Strengths: This study design was appropriate for the objective being studied. Additionally, investigators attempted to maintain blinding by ensuring that all patients received 4 injections daily (placebo was given to those with a dosing schedule of TID).
Weaknesses: Six of the eight authors of the study were affiliated with Amylin Pharmaceuticals, which is the company that manufactures pramlintide. This could have influenced the reporting of results in order to make the drug look more beneficial. Unblinding could have occurred in this study due to the adverse effects of the pramlintide and the ability of the investigators to transiently change doses of the study medications if those adverse effects occurred. As a result, investigators and/or patients may have known which groups were receiving the study drug and results could have been biased. The exclusion criteria were fairly specific and may limit the applicability of the results to the general population of Type 1 diabetic patients. The 90mg TID group was excluded from the statistical analysis. Investigators also failed to optimize insulin therapy in the study patients prior to initiating pramlintide. Finally, diet and changes in insulin doses were not controlled, all of which could have had an effect on the overall outcomes being studied.

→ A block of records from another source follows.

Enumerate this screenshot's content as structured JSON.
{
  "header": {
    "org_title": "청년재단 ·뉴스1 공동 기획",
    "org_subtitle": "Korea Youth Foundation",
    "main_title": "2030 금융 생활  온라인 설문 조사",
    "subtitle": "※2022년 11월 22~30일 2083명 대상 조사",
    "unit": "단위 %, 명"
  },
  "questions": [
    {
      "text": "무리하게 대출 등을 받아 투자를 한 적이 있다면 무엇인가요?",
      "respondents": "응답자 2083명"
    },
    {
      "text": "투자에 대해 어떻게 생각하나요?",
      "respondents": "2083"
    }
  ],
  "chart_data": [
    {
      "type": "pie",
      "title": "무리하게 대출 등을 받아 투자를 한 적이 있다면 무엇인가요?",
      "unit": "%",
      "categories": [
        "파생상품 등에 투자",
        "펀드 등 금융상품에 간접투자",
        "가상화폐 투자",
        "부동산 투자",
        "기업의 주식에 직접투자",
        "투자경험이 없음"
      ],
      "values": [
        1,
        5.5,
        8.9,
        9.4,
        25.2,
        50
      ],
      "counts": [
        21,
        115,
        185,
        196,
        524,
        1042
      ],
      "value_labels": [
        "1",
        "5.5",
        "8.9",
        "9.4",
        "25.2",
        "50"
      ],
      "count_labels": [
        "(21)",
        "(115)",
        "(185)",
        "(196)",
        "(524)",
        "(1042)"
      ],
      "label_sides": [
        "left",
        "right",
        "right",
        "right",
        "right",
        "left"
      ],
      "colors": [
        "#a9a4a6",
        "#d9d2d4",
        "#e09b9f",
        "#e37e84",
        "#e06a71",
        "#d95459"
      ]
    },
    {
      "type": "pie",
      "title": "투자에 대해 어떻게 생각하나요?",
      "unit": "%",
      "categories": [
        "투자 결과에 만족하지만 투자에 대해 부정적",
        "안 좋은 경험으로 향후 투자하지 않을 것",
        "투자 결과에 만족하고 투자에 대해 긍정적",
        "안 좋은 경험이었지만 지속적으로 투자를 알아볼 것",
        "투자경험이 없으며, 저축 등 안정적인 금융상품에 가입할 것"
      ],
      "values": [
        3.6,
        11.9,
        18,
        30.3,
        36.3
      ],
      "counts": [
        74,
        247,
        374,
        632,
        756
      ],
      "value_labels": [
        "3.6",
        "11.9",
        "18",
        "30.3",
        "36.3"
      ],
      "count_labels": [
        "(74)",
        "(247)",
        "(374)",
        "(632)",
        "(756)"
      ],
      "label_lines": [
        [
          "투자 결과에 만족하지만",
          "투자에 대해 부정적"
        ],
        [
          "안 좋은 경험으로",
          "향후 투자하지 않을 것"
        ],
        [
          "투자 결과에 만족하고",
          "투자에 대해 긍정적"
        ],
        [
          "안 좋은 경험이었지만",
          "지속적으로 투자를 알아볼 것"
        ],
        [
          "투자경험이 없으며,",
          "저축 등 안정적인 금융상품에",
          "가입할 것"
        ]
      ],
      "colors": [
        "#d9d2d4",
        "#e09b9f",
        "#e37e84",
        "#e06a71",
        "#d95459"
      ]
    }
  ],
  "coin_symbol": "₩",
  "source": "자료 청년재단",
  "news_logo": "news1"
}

Conclusion: Although pramlintide treated patients had statistically significant reductions in weight loss and HbA1c, the clinical significance of those results is lacking. The incidence of adverse effects (primarily nausea, vomiting and anorexia) could also affect the clinical utility of this medication. Another disadvantage would be the addition of four more injections to a patient’s insulin dosing schedule, which could lead to greater noncompliance in the diabetic population. Pramlintide would be appropriate as an adjunct treatment for patients who have optimized insulin therapy without achieving adequate glucose control. However, more studies are needed to determine the exact place of pramlintide in therapy.
Ratner RE, Dickey R, Fineman M, Maggs DG, Shen L, Strobel A, et al. Amylin replacement with pramlintide as an adjunct to insulin therapy improves long-term glycaemic control in Type 1 diabetes mellitus: a 1-year, randomized controlled trial. Diabet Med. 2004 Nov;21(11): 1204-12.